N. DESMOND SMITH - Mr. Smith has been the President and a member of the board of directors of Capital Reserve Canada Ltd. since February 13, 2003. Mr. Smith has been the Manager of Development for Nostra Terra (Overseas) Ltd. since May 2000. In this capacity he is responsible for the development and operations of oil and gas projects in the Ukraine. From February 1995 to May 2000, Mr. Smith was the Chief Operating Officer of A&B Geoscience Corp., where he was responsible for the development of oil and gas projects in the Republic of Azerbaijan. Mr. Smith is a director of Texas T Resources Inc. and the President and a director of Lion's Gate Investments Ltd. He obtained his Bachelor of Science in Geology in 1975 from the University of British Columbia.

LEGAL ACTIONS

On June 4, 2003, Steven Schechter, Jennifer Flynn, Steven Capodicasa and a limited liability company owned by such individuals known as F.A.C.T. Group LLC (the "LLC"), filed a verified complaint against FACT Corporation, Food and Culinary Technology Group, Inc. ("FACT Group") and International Securities Group Inc.
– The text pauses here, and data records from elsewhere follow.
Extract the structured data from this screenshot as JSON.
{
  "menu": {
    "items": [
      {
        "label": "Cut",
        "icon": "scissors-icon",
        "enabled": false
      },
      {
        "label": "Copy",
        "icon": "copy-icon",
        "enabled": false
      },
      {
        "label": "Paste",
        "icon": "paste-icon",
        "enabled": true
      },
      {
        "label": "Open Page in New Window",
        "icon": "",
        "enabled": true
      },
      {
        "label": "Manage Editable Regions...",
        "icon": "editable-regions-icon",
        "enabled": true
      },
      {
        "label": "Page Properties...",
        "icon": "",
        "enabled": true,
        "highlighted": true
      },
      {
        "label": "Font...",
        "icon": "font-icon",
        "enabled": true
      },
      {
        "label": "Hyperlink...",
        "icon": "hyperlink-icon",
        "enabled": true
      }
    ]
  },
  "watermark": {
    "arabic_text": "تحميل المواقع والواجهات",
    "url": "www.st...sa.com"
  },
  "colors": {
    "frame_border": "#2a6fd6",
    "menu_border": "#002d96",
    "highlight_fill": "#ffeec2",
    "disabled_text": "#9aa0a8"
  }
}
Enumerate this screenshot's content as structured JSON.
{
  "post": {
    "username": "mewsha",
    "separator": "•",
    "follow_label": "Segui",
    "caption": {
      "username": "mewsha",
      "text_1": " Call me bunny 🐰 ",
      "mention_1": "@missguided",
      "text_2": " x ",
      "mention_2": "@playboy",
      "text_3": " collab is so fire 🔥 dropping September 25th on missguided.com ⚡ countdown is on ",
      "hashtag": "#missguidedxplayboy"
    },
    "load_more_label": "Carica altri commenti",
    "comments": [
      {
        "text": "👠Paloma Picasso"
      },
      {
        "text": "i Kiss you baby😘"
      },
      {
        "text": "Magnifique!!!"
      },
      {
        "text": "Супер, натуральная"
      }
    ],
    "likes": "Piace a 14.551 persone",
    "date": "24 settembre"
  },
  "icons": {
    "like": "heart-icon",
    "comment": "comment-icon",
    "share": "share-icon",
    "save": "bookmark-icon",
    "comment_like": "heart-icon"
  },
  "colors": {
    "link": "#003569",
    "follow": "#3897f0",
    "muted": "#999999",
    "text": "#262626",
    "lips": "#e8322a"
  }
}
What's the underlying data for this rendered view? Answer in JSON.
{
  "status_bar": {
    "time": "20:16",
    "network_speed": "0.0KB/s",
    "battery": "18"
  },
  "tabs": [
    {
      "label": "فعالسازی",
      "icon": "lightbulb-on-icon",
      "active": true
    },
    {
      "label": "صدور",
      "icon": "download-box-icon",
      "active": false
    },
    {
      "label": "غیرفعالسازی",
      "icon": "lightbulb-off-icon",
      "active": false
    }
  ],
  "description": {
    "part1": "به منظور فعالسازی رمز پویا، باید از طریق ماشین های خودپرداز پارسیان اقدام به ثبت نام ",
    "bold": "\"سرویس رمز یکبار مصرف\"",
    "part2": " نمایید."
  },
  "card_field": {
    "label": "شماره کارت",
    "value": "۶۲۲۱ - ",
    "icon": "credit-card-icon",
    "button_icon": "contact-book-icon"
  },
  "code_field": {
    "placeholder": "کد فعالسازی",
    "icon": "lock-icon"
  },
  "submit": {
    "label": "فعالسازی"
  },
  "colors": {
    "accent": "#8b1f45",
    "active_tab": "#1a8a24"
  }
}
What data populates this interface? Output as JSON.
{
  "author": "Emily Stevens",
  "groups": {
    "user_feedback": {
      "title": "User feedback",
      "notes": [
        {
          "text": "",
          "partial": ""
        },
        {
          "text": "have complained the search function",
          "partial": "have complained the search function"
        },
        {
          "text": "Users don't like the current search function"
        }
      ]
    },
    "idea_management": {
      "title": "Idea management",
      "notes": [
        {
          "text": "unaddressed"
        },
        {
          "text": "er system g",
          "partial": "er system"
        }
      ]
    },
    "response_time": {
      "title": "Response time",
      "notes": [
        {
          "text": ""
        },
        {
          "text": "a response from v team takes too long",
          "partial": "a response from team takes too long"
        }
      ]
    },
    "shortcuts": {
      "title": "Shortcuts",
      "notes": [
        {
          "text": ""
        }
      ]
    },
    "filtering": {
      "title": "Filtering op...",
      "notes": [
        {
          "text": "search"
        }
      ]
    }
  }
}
Until recently, Mr. Schechter and Ms. Flynn served as employees and officers of FACT Group. The case was filed in the Superior Court of New Jersey, Chancery Division, Monmouth County, docket number MON-C-164-03. The plaintiffs also made an application for the issuance of an order to show cause with temporary restraints. The plaintiffs requested, among other things, that the court order that the products and technology that were exclusively licensed by the LLC to FACT Group be returned to LLC. On June 13, 2003, the plaintiff's application for a temporary restraining order was denied in all respects by the court.

The parties are engaging in expedited discovery prior to a hearing on the order to show cause scheduled for July 28, 2003. No trial date has been set in this matter. The Corporation denies all of the allegations made against it by the plaintiffs and will continue to vigorously defend this lawsuit.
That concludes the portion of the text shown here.